Hi Pluto,
The short answer is that if you have no memory constraints, but just need to use something that is not malloc, then use the macros. If you need detailed control over either very small amounts of memory allocations, or if you need detailed control over how a buffer fails when out of memory, then use a custom allocator. And you may also want to consider a custom emitter. The custom allocator deals with tempory stacks. The emitter is deals with collecting fragments of completed buffer bytes and place the in contiguous memory one way or the other. The default emitter stores data in pages, and finalizes by copying pages to a fresh memory block, then recycles the pages for the next buffer.
As to your second question on aligned allocation, I'll have to dig deeper - I'd be happy to help once I get a better understanding and you decide what you need. But I can say this: buffer finalization has _nothing_ to do with the custom allocator because the finalization step deals with the emitter objects buffer allocation, and the custom allocator deals with temporary stacks before data is emitted from the builder to the emitter. If you provide a custom emitter that just writes to a fixed preallocated memory block that is adequately aligned, you can get away with a memmove to align the buffer (as an example), but you'd have to make sure aligned_free calls in the builder understands this concept - which you should be able to do by overriding the ALIGNED macros unless something is missing in the API.
There are different kinds of ALLOC/FREE macros but they all fall back to one central set of macros by default that makes it easy to replace malloc, realloc, free, aligned_alloc and aligned_free. See the include directory for those default alloc macros.
Longer story:
Regarding the differences there are some historical, and some real reasons for the differences.
Originally the custom allocator was provided to accommodate really constrained environments where you might want to use fixed block allocations that cannot grow, or where you might want to raise some controlled error in case you cannot allocate memory without having to check for return values on all builder calls.
There is only one example of how to use it, and that is the default allocator implemented in the builder code.
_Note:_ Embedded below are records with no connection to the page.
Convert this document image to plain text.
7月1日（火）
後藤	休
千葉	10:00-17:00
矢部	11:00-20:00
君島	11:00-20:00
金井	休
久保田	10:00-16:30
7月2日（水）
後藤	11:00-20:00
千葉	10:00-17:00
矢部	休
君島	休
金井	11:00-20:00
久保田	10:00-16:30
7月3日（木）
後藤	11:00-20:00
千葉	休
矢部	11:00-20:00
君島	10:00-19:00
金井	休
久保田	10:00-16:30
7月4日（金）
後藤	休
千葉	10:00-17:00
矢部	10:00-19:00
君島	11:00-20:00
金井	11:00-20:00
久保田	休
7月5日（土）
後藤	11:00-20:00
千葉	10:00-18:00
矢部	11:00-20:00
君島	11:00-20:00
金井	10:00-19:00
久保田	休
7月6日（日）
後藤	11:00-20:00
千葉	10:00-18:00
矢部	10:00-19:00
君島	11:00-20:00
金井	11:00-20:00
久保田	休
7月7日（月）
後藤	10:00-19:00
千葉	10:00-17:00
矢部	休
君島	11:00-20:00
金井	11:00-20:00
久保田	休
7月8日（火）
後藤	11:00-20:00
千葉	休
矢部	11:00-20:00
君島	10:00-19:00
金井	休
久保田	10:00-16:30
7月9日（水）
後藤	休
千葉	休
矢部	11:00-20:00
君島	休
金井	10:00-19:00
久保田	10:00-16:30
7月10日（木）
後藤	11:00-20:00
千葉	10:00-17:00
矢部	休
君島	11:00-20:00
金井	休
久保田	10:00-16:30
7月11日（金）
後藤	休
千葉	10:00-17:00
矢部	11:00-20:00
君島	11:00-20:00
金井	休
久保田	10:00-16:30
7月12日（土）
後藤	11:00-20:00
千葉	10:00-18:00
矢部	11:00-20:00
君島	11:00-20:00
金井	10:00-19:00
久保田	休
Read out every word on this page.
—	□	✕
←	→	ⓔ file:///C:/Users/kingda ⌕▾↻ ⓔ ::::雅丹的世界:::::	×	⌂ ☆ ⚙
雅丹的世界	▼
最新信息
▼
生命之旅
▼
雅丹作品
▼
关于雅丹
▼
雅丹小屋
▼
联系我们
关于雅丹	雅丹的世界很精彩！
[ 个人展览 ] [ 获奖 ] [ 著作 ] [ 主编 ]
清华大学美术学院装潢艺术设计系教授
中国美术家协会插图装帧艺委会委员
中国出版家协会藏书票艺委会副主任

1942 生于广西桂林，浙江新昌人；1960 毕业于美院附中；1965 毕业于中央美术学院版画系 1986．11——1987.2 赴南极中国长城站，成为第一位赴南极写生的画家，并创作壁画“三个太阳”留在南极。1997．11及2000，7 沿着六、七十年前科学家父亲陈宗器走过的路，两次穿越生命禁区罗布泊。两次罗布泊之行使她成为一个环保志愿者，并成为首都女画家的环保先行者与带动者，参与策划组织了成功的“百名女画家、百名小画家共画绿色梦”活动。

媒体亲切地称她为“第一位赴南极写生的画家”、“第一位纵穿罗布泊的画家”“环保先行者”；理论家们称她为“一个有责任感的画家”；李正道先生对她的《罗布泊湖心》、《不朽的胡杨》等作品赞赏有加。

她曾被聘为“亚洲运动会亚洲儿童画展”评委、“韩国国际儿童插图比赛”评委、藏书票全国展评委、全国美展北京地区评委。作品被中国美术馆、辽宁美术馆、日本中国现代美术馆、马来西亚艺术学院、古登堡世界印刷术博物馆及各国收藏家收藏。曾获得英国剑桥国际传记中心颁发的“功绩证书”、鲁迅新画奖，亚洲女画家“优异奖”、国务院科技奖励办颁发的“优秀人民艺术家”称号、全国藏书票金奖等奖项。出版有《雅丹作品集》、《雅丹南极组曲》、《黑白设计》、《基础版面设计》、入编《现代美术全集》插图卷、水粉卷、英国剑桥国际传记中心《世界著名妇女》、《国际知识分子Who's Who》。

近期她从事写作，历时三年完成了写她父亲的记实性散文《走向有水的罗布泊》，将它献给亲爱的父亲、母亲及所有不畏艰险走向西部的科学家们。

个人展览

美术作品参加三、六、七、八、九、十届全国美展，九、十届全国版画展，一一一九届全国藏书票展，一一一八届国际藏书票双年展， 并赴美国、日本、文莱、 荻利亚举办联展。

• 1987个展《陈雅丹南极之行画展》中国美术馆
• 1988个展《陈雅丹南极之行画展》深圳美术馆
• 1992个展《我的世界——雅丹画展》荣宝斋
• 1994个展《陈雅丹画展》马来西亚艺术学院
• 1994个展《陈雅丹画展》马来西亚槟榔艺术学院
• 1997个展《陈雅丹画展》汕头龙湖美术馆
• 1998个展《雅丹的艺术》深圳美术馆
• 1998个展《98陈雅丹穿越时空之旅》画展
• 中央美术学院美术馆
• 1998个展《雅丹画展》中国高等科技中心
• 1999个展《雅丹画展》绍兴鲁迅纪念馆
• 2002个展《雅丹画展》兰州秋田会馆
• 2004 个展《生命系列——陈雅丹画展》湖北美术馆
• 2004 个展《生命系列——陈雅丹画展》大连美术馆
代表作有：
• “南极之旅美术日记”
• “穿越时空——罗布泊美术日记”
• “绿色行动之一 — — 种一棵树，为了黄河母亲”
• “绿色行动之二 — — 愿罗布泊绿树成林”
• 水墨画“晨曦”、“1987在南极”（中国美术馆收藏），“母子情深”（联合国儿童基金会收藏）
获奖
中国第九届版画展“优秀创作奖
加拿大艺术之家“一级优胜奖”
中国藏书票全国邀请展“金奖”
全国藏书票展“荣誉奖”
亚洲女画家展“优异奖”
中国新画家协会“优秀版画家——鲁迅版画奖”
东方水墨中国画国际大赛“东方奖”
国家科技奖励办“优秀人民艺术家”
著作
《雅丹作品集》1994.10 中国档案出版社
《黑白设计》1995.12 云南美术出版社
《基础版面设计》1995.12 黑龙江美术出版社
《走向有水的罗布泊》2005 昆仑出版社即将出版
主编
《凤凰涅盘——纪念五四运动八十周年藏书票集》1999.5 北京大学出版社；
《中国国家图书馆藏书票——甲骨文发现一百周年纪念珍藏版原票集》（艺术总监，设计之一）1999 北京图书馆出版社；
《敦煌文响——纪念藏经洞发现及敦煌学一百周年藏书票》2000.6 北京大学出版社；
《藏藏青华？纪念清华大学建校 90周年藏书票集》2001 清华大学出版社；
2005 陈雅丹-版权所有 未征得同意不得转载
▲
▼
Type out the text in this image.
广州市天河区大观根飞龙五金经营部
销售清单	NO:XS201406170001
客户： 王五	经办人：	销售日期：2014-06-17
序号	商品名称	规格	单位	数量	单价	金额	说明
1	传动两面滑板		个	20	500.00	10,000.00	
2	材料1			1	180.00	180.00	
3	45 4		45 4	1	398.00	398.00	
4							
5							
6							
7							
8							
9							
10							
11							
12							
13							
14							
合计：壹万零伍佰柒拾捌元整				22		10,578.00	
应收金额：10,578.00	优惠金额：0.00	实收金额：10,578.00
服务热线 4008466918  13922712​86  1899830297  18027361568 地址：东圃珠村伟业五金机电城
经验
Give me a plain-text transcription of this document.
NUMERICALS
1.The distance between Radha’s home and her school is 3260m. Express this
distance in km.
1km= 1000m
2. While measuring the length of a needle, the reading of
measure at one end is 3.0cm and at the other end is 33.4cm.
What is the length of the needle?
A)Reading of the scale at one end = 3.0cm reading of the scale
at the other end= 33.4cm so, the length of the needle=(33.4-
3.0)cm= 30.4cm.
The custom allocator takes a memory type as argument because flatcc uses around 7 or so different stack types, mean of which are not used, or will only use a small number of bytes. You can profile you code to see how much you need and than do a fixed preallocation so the stacks never have to grow, and fail hard if the limit is exceeded, just as an example. The default implemention uses malloc to provide memory, and more recently FLATCC_BUILDER macros to abstract away the allocation.
The emitter was, and is, designed to handle high performance buffer transmission where you can ship data before the buffer is complete, but it doesn't work too well with standard flatbuffers. A hypothetical modified flatbuffer version known as StreamBuffers would write buffer data front to back instead of back to front, which makes streaming much simpler. The emitter can also be used to store data on disk direktly, but again, without StreamBuffers there is a final step collect fragments due to the nature of how FlatBuffers are constructed.
At some point in time, someone figured out that the malloc did not exist on FreeRTOS and needed an alternative. In this case, the problem was not that there needed to be more granular allocation control. The default allocator which was fine, but it should call something different from malloc to provide OS memory. By adding ALLOC macros, the system allocator could be renamed and the code would compile as desired.
Later, someone figured out the hard way, the if you can override allocation, but rely on free to free memory from the finalize function, then you might mix up different allocators during linking. Therefore the builder also provides flatcc_builder_free calls.
It is also worth noting that the emitter is pluggable similar to the custom allocator, but it is not the same thing even if it also allocates memory during build.
The aligned allocation has the extra complication that C11 defines aligned_alloc but says that memory should be deallocated with free. It is impossible to create and efficient backport to older systems without a custom aligned_free function on Windows and some other systems. Therefore the non-standard aligned_free which defaults to free on POSIX. And then macros build on top of that to abstract further.